When you search through a long document – think a video with lots of scenes or a document with many images – current search methods have to look at every part of that document, which takes a lot of computing power and storage space. This becomes a huge problem when dealing with things like videos and images because they naturally have a lot of data. The longer the document, the slower and more expensive the search becomes.
What's the solution?
The researchers came up with several ways to compress how documents are represented for searching, without losing too much accuracy. They tested four main techniques: resizing the document’s representation, using 'memory tokens' to remember important parts, grouping similar parts together in a hierarchy, and a new method called 'attention-guided clustering'. This last method is the most important; it figures out which parts of a document are most meaningful and focuses on those when searching, essentially creating a smart summary for quick access. It uses 'attention' to weigh different parts of the document based on how important they are.
Why it matters?
This work is important because it makes searching through large, complex files like videos and image collections much more practical. By reducing the storage and computing costs, it opens the door to building better search engines for all kinds of multimedia content, allowing us to quickly find what we need without waiting a long time or using excessive resources.
Abstract
We study efficient multi-vector retrieval for late interaction in any modality. Late interaction has emerged as a dominant paradigm for information retrieval in text, images, visual documents, and videos, but its computation and storage costs grow linearly with document length, making it costly for image-, video-, and audio-rich corpora. To address this limitation, we explore query-agnostic methods for compressing multi-vector document representations under a constant vector budget.

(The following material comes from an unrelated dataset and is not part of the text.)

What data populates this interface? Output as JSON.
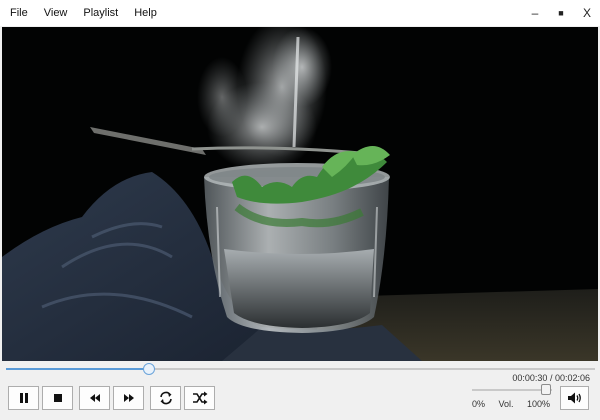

We introduce four approaches for index compression: sequence resizing, memory tokens, hierarchical pooling, and a novel attention-guided clustering (AGC). AGC uses an attention-guided mechanism to identify the most semantically salient regions of a document as cluster centroids and to weight token aggregation. Evaluating these methods on retrieval tasks spanning text (BEIR), visual-document (ViDoRe), and video (MSR-VTT, MultiVENT 2.0), we show that attention-guided clustering consistently outperforms other parameterized compression methods (sequence resizing and memory tokens), provides greater flexibility in index size than non-parametric hierarchical clustering, and achieves competitive or improved performance compared to a full, uncompressed index. The source code is available at: github.com/hanxiangqin/omni-col-press.